Мой запах немного успокоил его, руки легли мне на бедра. Эта часть моего тела почти не пострадала, поэтому его ласка и расслабляла, и заводила. После всех испытаний я желала Мэтью еще сильнее.
– Чувствуешь? – Я прижала его руку к середине груди.
– Что?
Я не была уверена, что это доступно даже его сверхъестественным чувствам, но сосредоточилась на той невидимой цепи, которая развернулась после нашего первого поцелуя. Когда я мысленно тронула ее пальцем, она отозвалась тихим и ровным гулом.

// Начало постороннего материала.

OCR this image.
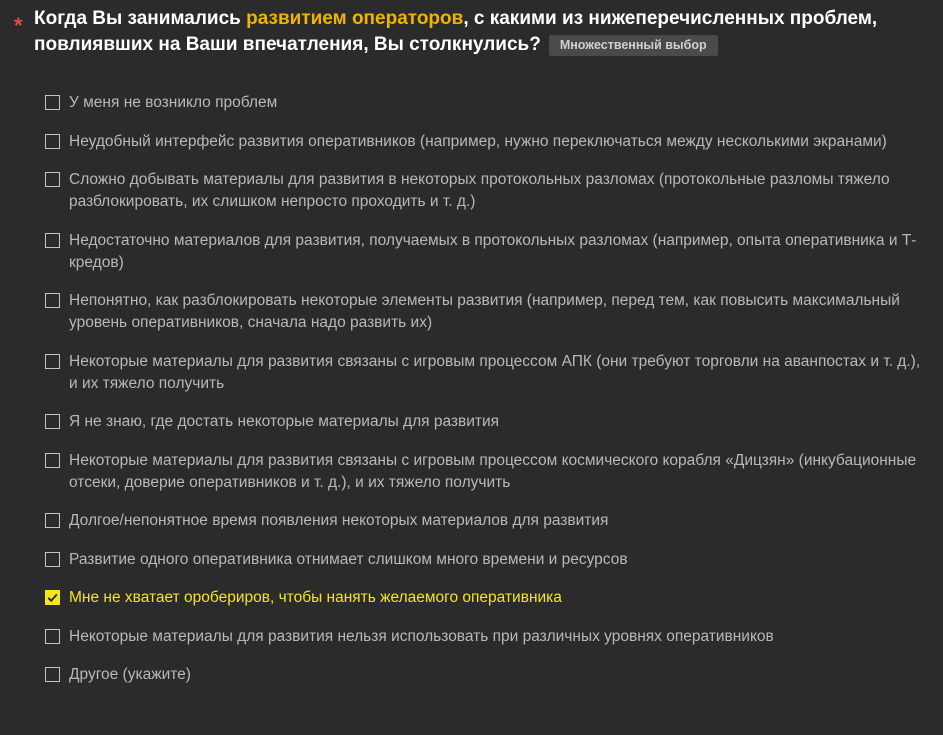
* Когда Вы занимались развитием операторов, с какими из нижеперечисленных проблем, повлиявших на Ваши впечатления, Вы столкнулись? Множественный выбор
У меня не возникло проблем
Неудобный интерфейс развития оперативников (например, нужно переключаться между несколькими экранами)
Сложно добывать материалы для развития в некоторых протокольных разломах (протокольные разломы тяжело разблокировать, их слишком непросто проходить и т. д.)
Недостаточно материалов для развития, получаемых в протокольных разломах (например, опыта оперативника и Т-кредов)
Непонятно, как разблокировать некоторые элементы развития (например, перед тем, как повысить максимальный уровень оперативников, сначала надо развить их)
Некоторые материалы для развития связаны с игровым процессом АПК (они требуют торговли на аванпостах и т. д.), и их тяжело получить
Я не знаю, где достать некоторые материалы для развития
Некоторые материалы для развития связаны с игровым процессом космического корабля «Дицзян» (инкубационные отсеки, доверие оперативников и т. д.), и их тяжело получить
Долгое/непонятное время появления некоторых материалов для развития
Развитие одного оперативника отнимает слишком много времени и ресурсов
Мне не хватает оробериров, чтобы нанять желаемого оперативника
Некоторые материалы для развития нельзя использовать при различных уровнях оперативников
Другое (укажите)
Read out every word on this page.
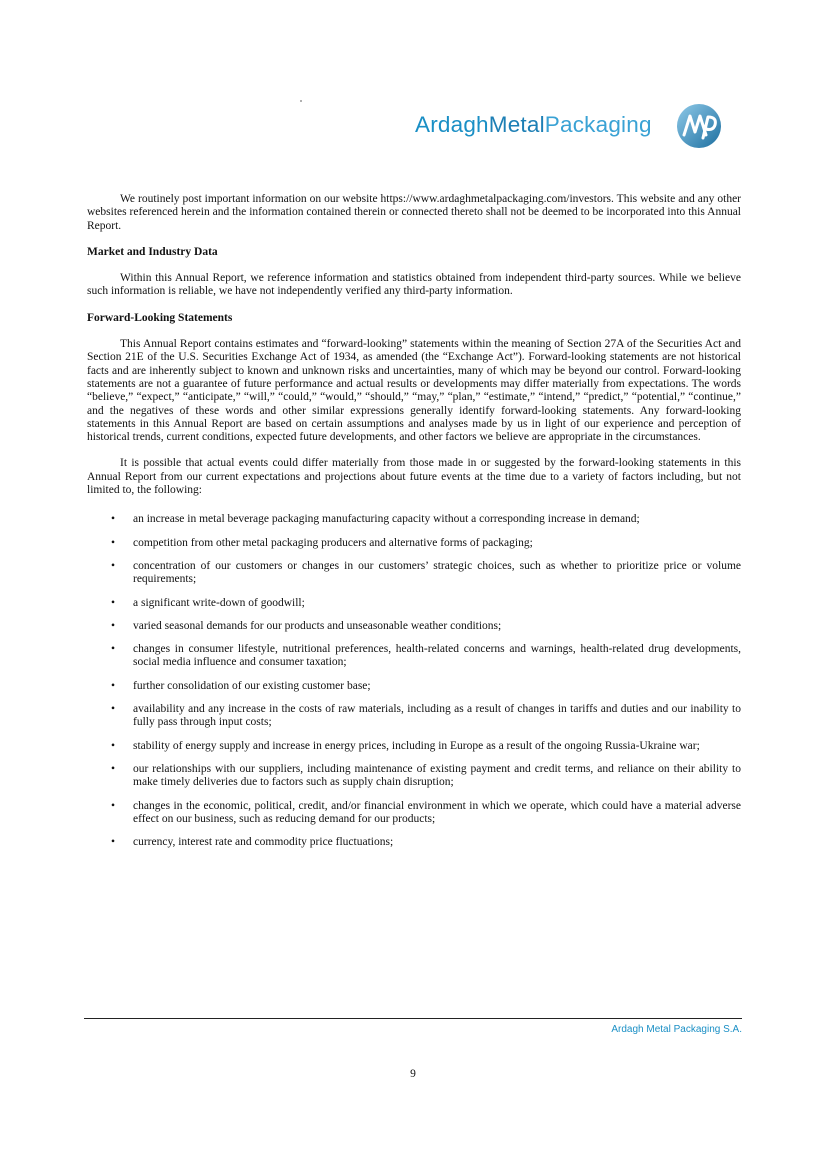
ArdaghMetalPackaging

We routinely post important information on our website https://www.ardaghmetalpackaging.com/investors. This website and any other websites referenced herein and the information contained therein or connected thereto shall not be deemed to be incorporated into this Annual Report.

Market and Industry Data

Within this Annual Report, we reference information and statistics obtained from independent third-party sources. While we believe such information is reliable, we have not independently verified any third-party information.

Forward-Looking Statements

This Annual Report contains estimates and “forward-looking” statements within the meaning of Section 27A of the Securities Act and Section 21E of the U.S. Securities Exchange Act of 1934, as amended (the “Exchange Act”). Forward-looking statements are not historical facts and are inherently subject to known and unknown risks and uncertainties, many of which may be beyond our control. Forward-looking statements are not a guarantee of future performance and actual results or developments may differ materially from expectations. The words “believe,” “expect,” “anticipate,” “will,” “could,” “would,” “should,” “may,” “plan,” “estimate,” “intend,” “predict,” “potential,” “continue,” and the negatives of these words and other similar expressions generally identify forward-looking statements. Any forward-looking statements in this Annual Report are based on certain assumptions and analyses made by us in light of our experience and perception of historical trends, current conditions, expected future developments, and other factors we believe are appropriate in the circumstances.

It is possible that actual events could differ materially from those made in or suggested by the forward-looking statements in this Annual Report from our current expectations and projections about future events at the time due to a variety of factors including, but not limited to, the following:

• an increase in metal beverage packaging manufacturing capacity without a corresponding increase in demand;
• competition from other metal packaging producers and alternative forms of packaging;
• concentration of our customers or changes in our customers’ strategic choices, such as whether to prioritize price or volume requirements;
• a significant write-down of goodwill;
• varied seasonal demands for our products and unseasonable weather conditions;
• changes in consumer lifestyle, nutritional preferences, health-related concerns and warnings, health-related drug developments, social media influence and consumer taxation;
• further consolidation of our existing customer base;
• availability and any increase in the costs of raw materials, including as a result of changes in tariffs and duties and our inability to fully pass through input costs;
• stability of energy supply and increase in energy prices, including in Europe as a result of the ongoing Russia-Ukraine war;
• our relationships with our suppliers, including maintenance of existing payment and credit terms, and reliance on their ability to make timely deliveries due to factors such as supply chain disruption;
• changes in the economic, political, credit, and/or financial environment in which we operate, which could have a material adverse effect on our business, such as reducing demand for our products;
• currency, interest rate and commodity price fluctuations;
Ardagh Metal Packaging S.A.
9
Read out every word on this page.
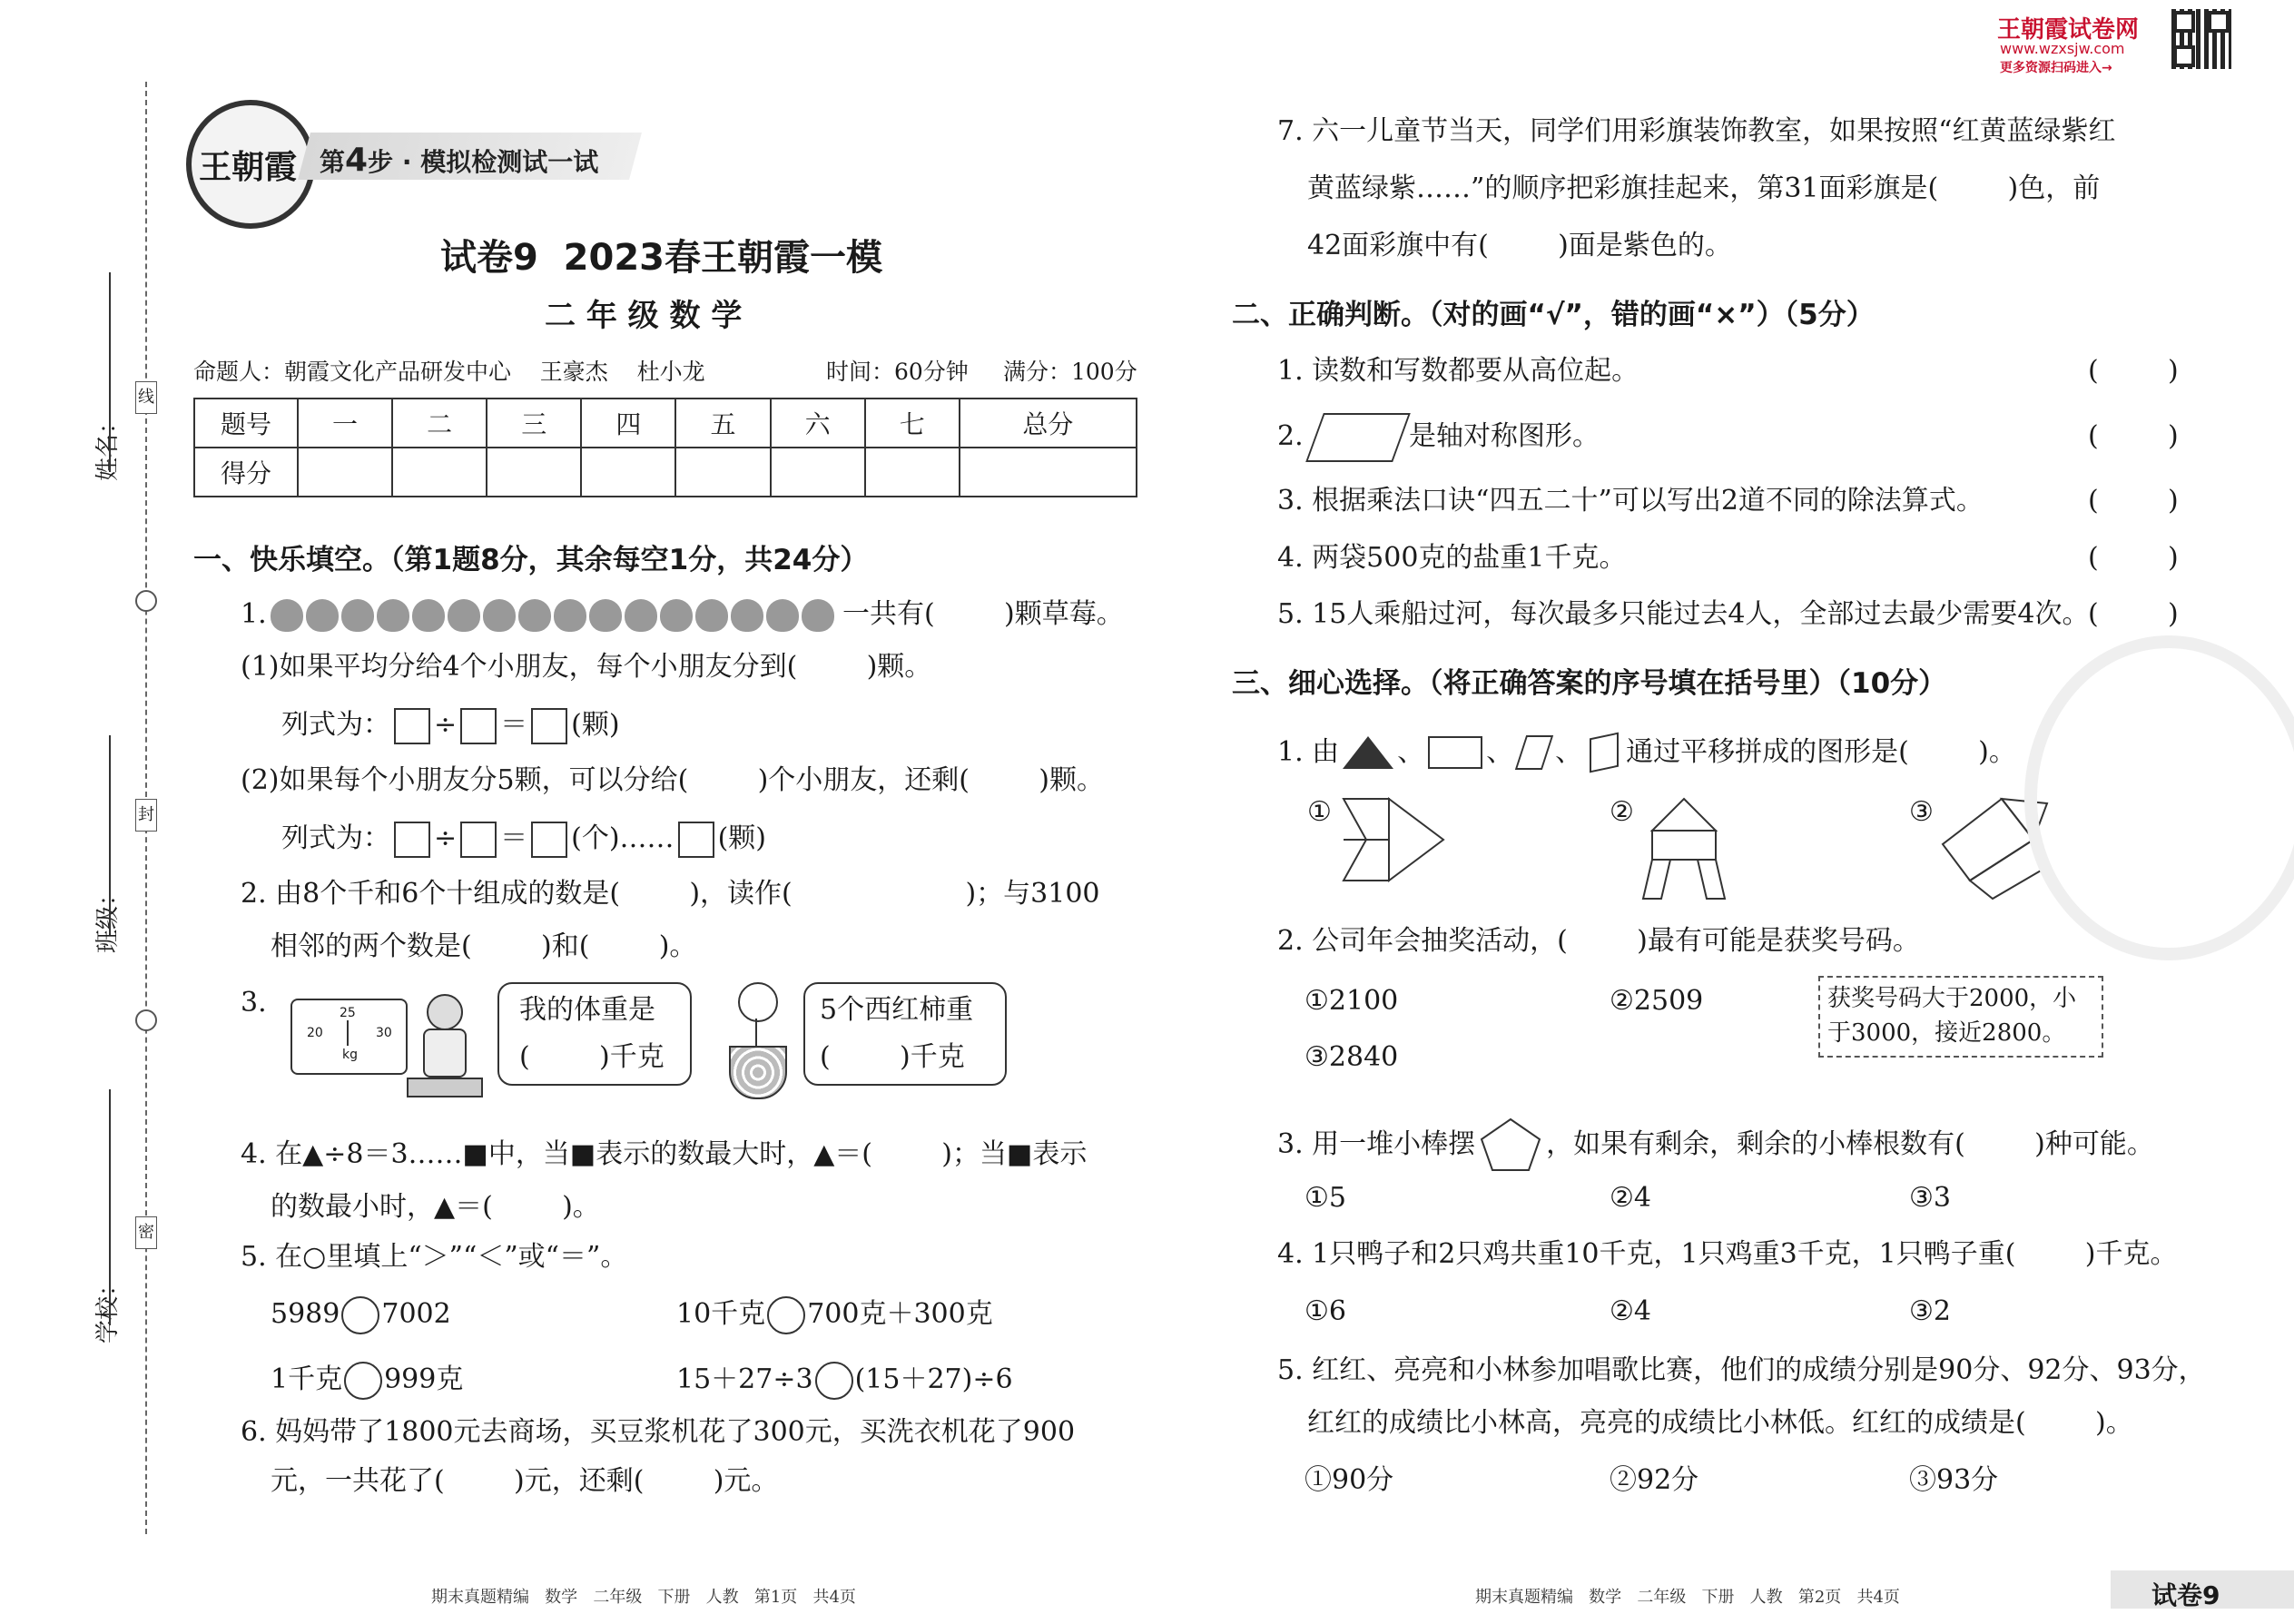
王朝霞试卷网
www.wzxsjw.com
更多资源扫码进入→
姓名：
班级：
学校：
线
封
密
王朝霞 第4步 · 模拟检测试一试
试卷9  2023春王朝霞一模
二 年 级 数 学
命题人：朝霞文化产品研发中心    王豪杰    杜小龙	时间：60分钟 满分：100分
题号	一	二	三	四	五	六	七	总分
得分								
一、快乐填空。（第1题8分，其余每空1分，共24分）
1.	一共有(        )颗草莓。
(1)如果平均分给4个小朋友，每个小朋友分到(        )颗。
列式为： ÷ ＝ (颗)
(2)如果每个小朋友分5颗，可以分给(        )个小朋友，还剩(        )颗。
列式为： ÷ ＝ (个)…… (颗)
2. 由8个千和6个十组成的数是(        )，读作(                    )；与3100
相邻的两个数是(        )和(        )。
3.	25
20	30
kg
我的体重是
(        )千克
5个西红柿重
(        )千克
4. 在▲÷8＝3……■中，当■表示的数最大时，▲＝(        )；当■表示
的数最小时，▲＝(        )。
5. 在○里填上“＞”“＜”或“＝”。
5989 7002	10千克 700克＋300克
1千克 999克	15＋27÷3 (15＋27)÷6
6. 妈妈带了1800元去商场，买豆浆机花了300元，买洗衣机花了900
元，一共花了(        )元，还剩(        )元。
期末真题精编   数学   二年级   下册   人教   第1页   共4页
7. 六一儿童节当天，同学们用彩旗装饰教室，如果按照“红黄蓝绿紫红
黄蓝绿紫……”的顺序把彩旗挂起来，第31面彩旗是(        )色，前
42面彩旗中有(        )面是紫色的。
二、正确判断。（对的画“√”，错的画“×”）（5分）
1. 读数和写数都要从高位起。	(        )
2.	是轴对称图形。	(        )
3. 根据乘法口诀“四五二十”可以写出2道不同的除法算式。	(        )
4. 两袋500克的盐重1千克。	(        )
5. 15人乘船过河，每次最多只能过去4人，全部过去最少需要4次。
(        )
三、细心选择。（将正确答案的序号填在括号里）（10分）
1. 由 、 、 、 通过平移拼成的图形是(        )。
①	②	③
2. 公司年会抽奖活动，(        )最有可能是获奖号码。
①2100	②2509
③2840
获奖号码大于2000，小
于3000，接近2800。
3. 用一堆小棒摆	，如果有剩余，剩余的小棒根数有(        )种可能。
①5	②4	③3
4. 1只鸭子和2只鸡共重10千克，1只鸡重3千克，1只鸭子重(        )千克。
①6	②4	③2
5. 红红、亮亮和小林参加唱歌比赛，他们的成绩分别是90分、92分、93分，
红红的成绩比小林高，亮亮的成绩比小林低。红红的成绩是(        )。
①90分	②92分	③93分
期末真题精编   数学   二年级   下册   人教   第2页   共4页	试卷9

– Да, чувствую. Что это? – Удивленный Мэтью приложил мне к груди ухо.
– Это ты – там, внутри. Ты держишь меня, как якорь на конце длинной серебряной цепи, – потому я, должно быть, так в тебе и уверена. – Мой голос дрогнул. – Только благодаря этому я смогла вытерпеть все, что делала и говорила Сату.
– Вот так же звучит твоя кровь, когда ты мысленно говоришь с Ракасой или вызываешь колдовской ветер. Теперь, зная, к чему прислушиваться, я это явственно слышу.
Изабо говорила, что слышит, как поет моя колдовская кровь. Я попыталась усилить музыку, и вибрация наполнила все мое тело.
– Изумительно, – улыбнулся мне Мэтью.
Гул сделался громче – я теряла контроль над пульсирующей внутри энергией. Над головой брызнули во все стороны звезды.
– Ой-ой:
Спину мне защекотали десятки призрачных глаз, но дверь захлопнулась и отгородила меня от предков, собравшихся поглазеть на фейерверк, словно в День независимости.
– Это ты сделала?
– Нет. Петарды мои, а дверь закрыл дом. У него пунктик насчет личного пространства.
– И слава богу. – Мэтью поцеловал меня так, что призраки за дверью зашептались.
Фейерверк сплошной аквамариновой полосой завис над комодом.
– Я люблю тебя, Мэтью Клермонт, – сказала я при первой же возможности.
– Я люблю тебя, Диана Бишоп, но Сара и Эмили, вероятно, закоченели. Покажи мне остальную часть дома, чтобы они могли вернуться в тепло.
Мы прошлись по другим комнатам на втором этаже – они почти не использовались и были завалены разнообразным хламом: что-то привезла с собой Эм – любительница гаражных распродаж, с чем-то Сара никак не могла расстаться – а вдруг пригодится.
Мэтью помог мне подняться на чердак, где протекало мое трудное отрочество. На стенах между постерами с музыкальными группами еще сохранились лиловые и зеленые мазки – детские попытки оживить интерьер.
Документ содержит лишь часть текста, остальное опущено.